Vous trouvés le secret de répandre des grâces et de la gayeté sur les matières les plus sérieuses et sans que la raison en souffre. Je suis aussi indigné que vous contre ces chanoines défroqués qui veulent exercer le despotisme le plus atroce sur de pauvres habitants. J'ai communiqué le mémoire à M. le duc de Praslin. Etant jugé il n'a pu s'expliquer sur le fond mais il a été bien content de la forme. En voicy un qu'il m'a prié de vous envoyer et qui pourroit servir à vous faire gagner la cause des pauvres ouvriers que vous plaidés si bien. Lorsqu'il sera instruit de la valeur des différentes montres il compte en faire usage pour des présents dans les consulats qui sont de son département.
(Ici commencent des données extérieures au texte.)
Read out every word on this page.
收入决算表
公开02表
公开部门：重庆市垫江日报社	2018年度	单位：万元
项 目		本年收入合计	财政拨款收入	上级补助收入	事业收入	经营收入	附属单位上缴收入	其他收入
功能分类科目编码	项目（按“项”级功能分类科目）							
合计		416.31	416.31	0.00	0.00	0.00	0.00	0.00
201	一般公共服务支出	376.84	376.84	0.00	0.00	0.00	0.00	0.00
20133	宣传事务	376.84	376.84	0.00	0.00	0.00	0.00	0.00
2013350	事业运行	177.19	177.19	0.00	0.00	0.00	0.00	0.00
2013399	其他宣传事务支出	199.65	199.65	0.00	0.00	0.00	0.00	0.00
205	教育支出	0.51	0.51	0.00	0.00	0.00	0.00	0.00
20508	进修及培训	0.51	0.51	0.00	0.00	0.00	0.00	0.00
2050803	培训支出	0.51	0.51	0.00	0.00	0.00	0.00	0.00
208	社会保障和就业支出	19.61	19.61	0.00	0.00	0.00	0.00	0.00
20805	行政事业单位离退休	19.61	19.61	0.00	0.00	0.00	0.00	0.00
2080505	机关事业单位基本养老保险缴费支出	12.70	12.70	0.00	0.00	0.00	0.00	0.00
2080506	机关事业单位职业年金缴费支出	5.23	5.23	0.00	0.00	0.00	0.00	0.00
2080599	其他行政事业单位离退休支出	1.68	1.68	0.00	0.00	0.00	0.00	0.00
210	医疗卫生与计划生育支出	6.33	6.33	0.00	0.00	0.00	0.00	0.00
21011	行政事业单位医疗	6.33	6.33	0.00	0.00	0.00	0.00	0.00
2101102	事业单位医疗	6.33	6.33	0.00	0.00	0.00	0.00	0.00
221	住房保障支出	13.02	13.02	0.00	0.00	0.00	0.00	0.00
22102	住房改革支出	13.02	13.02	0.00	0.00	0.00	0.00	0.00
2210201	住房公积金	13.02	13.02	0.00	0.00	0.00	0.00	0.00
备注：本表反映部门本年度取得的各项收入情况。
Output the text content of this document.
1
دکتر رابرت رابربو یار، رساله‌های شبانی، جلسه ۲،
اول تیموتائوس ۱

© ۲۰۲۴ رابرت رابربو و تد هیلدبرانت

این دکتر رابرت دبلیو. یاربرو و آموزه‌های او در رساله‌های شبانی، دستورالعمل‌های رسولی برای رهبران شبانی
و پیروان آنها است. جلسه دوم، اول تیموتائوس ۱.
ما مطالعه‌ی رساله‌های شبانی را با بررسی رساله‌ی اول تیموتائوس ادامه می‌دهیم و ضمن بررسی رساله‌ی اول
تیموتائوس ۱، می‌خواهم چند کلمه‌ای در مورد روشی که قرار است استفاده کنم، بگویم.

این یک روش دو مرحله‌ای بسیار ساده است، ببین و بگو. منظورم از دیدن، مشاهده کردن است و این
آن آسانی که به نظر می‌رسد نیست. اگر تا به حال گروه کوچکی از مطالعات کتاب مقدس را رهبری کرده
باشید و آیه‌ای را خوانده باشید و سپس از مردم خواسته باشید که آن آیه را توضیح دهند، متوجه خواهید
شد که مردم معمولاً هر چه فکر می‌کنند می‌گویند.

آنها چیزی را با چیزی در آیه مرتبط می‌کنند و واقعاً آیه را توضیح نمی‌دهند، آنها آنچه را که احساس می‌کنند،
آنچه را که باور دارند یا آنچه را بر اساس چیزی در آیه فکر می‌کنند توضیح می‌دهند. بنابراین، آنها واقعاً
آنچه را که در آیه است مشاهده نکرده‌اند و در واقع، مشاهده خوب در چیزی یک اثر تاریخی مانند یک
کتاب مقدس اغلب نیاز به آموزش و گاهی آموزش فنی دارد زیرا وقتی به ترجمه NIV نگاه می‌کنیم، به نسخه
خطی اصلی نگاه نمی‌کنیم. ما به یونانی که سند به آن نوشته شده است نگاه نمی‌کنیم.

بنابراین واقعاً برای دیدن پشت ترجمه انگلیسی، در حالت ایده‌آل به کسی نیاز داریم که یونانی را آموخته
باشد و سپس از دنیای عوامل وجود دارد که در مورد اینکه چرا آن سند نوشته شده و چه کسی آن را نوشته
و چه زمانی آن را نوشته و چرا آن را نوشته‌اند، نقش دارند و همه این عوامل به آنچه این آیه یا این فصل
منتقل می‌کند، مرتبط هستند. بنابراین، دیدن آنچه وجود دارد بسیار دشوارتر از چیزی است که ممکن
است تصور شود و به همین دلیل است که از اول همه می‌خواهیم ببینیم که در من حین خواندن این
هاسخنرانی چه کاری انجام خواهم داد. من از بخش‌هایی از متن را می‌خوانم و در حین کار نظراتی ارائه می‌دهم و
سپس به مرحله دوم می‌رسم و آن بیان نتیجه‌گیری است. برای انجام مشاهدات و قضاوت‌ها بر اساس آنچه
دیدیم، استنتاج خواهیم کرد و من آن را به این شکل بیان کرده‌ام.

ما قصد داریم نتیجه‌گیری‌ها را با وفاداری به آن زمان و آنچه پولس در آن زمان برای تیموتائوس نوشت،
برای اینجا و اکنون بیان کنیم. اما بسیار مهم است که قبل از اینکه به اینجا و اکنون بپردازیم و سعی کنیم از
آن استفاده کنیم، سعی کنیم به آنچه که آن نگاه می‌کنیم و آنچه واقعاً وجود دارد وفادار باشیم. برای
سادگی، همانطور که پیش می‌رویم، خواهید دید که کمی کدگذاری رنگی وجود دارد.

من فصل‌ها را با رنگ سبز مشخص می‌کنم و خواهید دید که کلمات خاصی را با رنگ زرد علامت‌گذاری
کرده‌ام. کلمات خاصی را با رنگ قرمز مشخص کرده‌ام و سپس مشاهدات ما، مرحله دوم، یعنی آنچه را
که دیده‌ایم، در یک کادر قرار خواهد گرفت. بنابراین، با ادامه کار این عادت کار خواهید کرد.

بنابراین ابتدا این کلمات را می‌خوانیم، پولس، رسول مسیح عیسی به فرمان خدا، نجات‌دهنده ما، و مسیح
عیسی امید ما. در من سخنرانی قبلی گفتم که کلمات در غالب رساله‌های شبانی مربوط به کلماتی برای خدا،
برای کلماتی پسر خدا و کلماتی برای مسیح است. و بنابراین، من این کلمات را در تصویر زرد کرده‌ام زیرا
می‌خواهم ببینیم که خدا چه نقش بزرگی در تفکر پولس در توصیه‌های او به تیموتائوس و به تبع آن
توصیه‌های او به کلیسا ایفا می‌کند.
Je suis très aise que mr de Choiseul se soit entièrement justifié. La morale de ce petit incident est qu'il ne faut jamais se presser de se mettre en colère.
Vous me parlés mon cher ami d'une fluxion horrible de poitrine dont vous êtes attaqué. Ces expressions seroient capables de me faire trembler si je les prenois littéralement, mais j'aime à croire que vous les avés exagéré et je suis persuadé qu'il s'agit simplement d'un rhume qu'il est bon cependant de ménager et au quel il est vray que les remèdes de mr Bouvard sont contraires. Reste à sçavoir si ce n'est point l'humeur scorbutique qui pique votre poitrine. Dans ce cas (et me Dargental l'a éprouvé) les antiscorbutiques seroient justement appliqués. Tous les motifs possibles doivent vous engager à prolonger une vie qui fait la gloire de votre patrie et les délices de vos amis. Il faut conserver la beauté de l'inscription dont l'idée est si heureuse à Voltaire vivant. Je ne vous avois pas parlé de ce projet parce qu'on m'avoit demandé le secret pour vous mais aujourd'hui que Pigal va vous trouver il n'y a plus moyen de le garder. On souscrit avec bien de l'empressement et je n'ai jamais si bien senti que dans cette occasion le malheur de la pauvreté.
Je vous recommande derechef Melle Daudet et de rechef aussi je vous embrasse de toutes mes forces et me d'Argental s'y joint bien sincèrement.